Иудушка встал и ткнул в подушку пальцем.
– Вот так! – продолжал он, – вот теперь славно! Лежи себе хорошохонько – хоть до завтрева поправлять не нужно!
– Уйди... ты!
– Ах, как болезнь-то, однако, тебя испортила! Даже характер в тебе – и тот какой-то строптивый стал! Уйди да уйди – ну как я уйду! Вот тебе испить захочется – я водички подам: вон лампадка не в исправности – я и лампадочку поправлю, маслица деревянненького подолью. Ты полежишь, я посижу; тихо да смирно – и не увидим, как время пройдет!
– Уйди, кровопивец!
– Вот ты меня бранишь, а я за тебя богу помолюсь. Я ведь знаю, что ты это не от себя, а болезнь в тебе говорит. Я, брат, привык прощать – я всем прощаю. Вот и сегодня – еду к тебе, встретился по дороге мужичок и что-то сказал. Ну и что ж! и Христос с ним! он же свой язык осквернил! А я... да не только я не рассердился, а даже перекрестил его – право!
– Ограбил... мужика?..
– Кто? я-то! Нет, мой друг, я не граблю; это разбойники по большим дорогам грабят, а я по закону действую. Лошадь его в своем лугу поймал – ну и ступай, голубчик, к мировому! Коли скажет мировой, что травить чужие луга дозволяется, – и бог с ним! А скажет, что травить не дозволяется, – нечего делать! штраф пожалуйте! По закону я, голубчик, по закону!
– Иуда! предатель! мать по миру пустил!
– И опять-таки скажу: хочешь сердись, хочешь не сердись, а не дело ты говоришь! И если б я не был христианин, я бы тоже... попретендовать за это на тебя мог!
– Пустил, пустил, пустил... мать по миру!
– Ну, перестань же, перестань! Вот я богу помолюсь: может быть, ты и попокойнее будешь...
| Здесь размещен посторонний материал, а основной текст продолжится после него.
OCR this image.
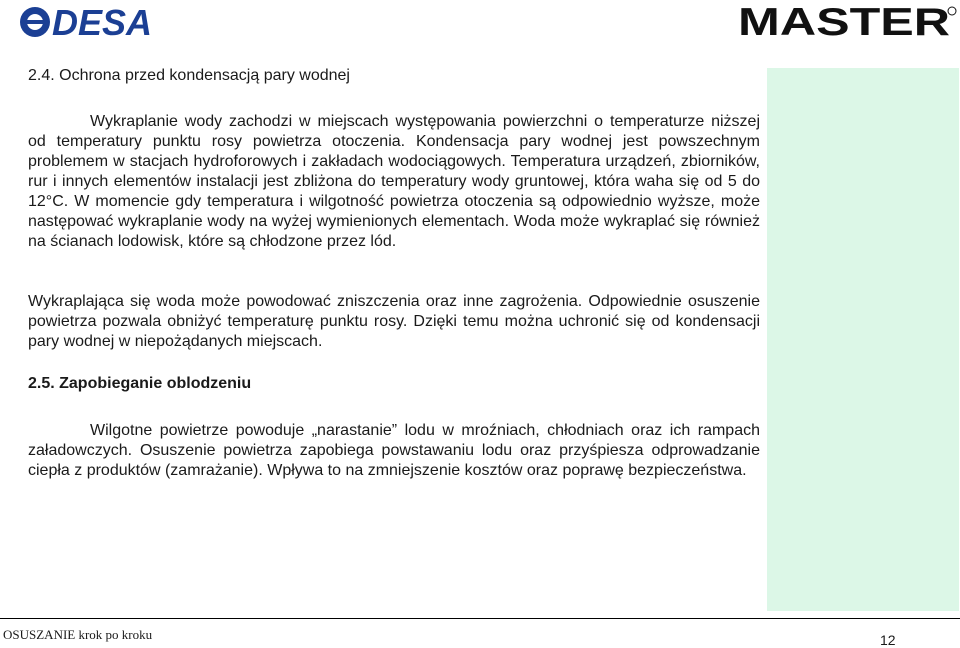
DESA	MASTER
2.4. Ochrona przed kondensacją pary wodnej

Wykraplanie wody zachodzi w miejscach występowania powierzchni o temperaturze niższej od temperatury punktu rosy powietrza otoczenia. Kondensacja pary wodnej jest powszechnym problemem w stacjach hydroforowych i zakładach wodociągowych. Temperatura urządzeń, zbiorników, rur i innych elementów instalacji jest zbliżona do temperatury wody gruntowej, która waha się od 5 do 12°C. W momencie gdy temperatura i wilgotność powietrza otoczenia są odpowiednio wyższe, może następować wykraplanie wody na wyżej wymienionych elementach. Woda może wykraplać się również na ścianach lodowisk, które są chłodzone przez lód.

Wykraplająca się woda może powodować zniszczenia oraz inne zagrożenia. Odpowiednie osuszenie powietrza pozwala obniżyć temperaturę punktu rosy. Dzięki temu można uchronić się od kondensacji pary wodnej w niepożądanych miejscach.

2.5. Zapobieganie oblodzeniu

Wilgotne powietrze powoduje „narastanie” lodu w mroźniach, chłodniach oraz ich rampach załadowczych. Osuszenie powietrza zapobiega powstawaniu lodu oraz przyśpiesza odprowadzanie ciepła z produktów (zamrażanie). Wpływa to na zmniejszenie kosztów oraz poprawę bezpieczeństwa.

OSUSZANIE krok po kroku	12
Как ни сдерживал себя Иудушка, но ругательства умирающего до того его проняли, что даже губы у него искривились и побелели. Тем не менее лицемерие было до такой степени потребностью его натуры, что он никак не мог прервать раз начатую комедию. С последними словами он действительно встал на колени и с четверть часа воздевал руки и шептал. Исполнивши это, он возвратился к постели умирающего с лицом успокоенным, почти ясным.
– А ведь я, брат, об деле с тобой поговорить приехал, – сказал он, усаживаясь в кресло, – ты меня вот бранишь, а я об душе твоей думаю. Скажи, пожалуйста, когда ты в последний раз утешение принял?
– Господи! да что ж это... уведите его! Улитка! Агашка! кто тут есть? – стонал больной.
– Ну, ну, ну! успокойся, голубчик! знаю, что ты об этом говорить не любишь! Да, брат, всегда ты дурным христианином был и теперь таким же остаешься. А не худо бы, ах, как бы не худо в такую минуту об душе-то подумать! Ведь душа-то наша... ах, как с ней осторожно обращаться нужно, мой друг! Церковь-то что нам предписывает? Приносите, говорит, моления, благодарения... А еще: христианския кончины живота нашего безболезненны, непостыдны, мирны – вот что, мой друг! Послать бы тебе теперь за батюшкой, да искренно, с раскаяньем... Ну-ну! не буду! не буду! А право бы, так...
Павел Владимирыч лежал весь багровый и чуть не задыхался. Если б он мог в эту минуту разбить себе голову, он несомненно сделал бы это.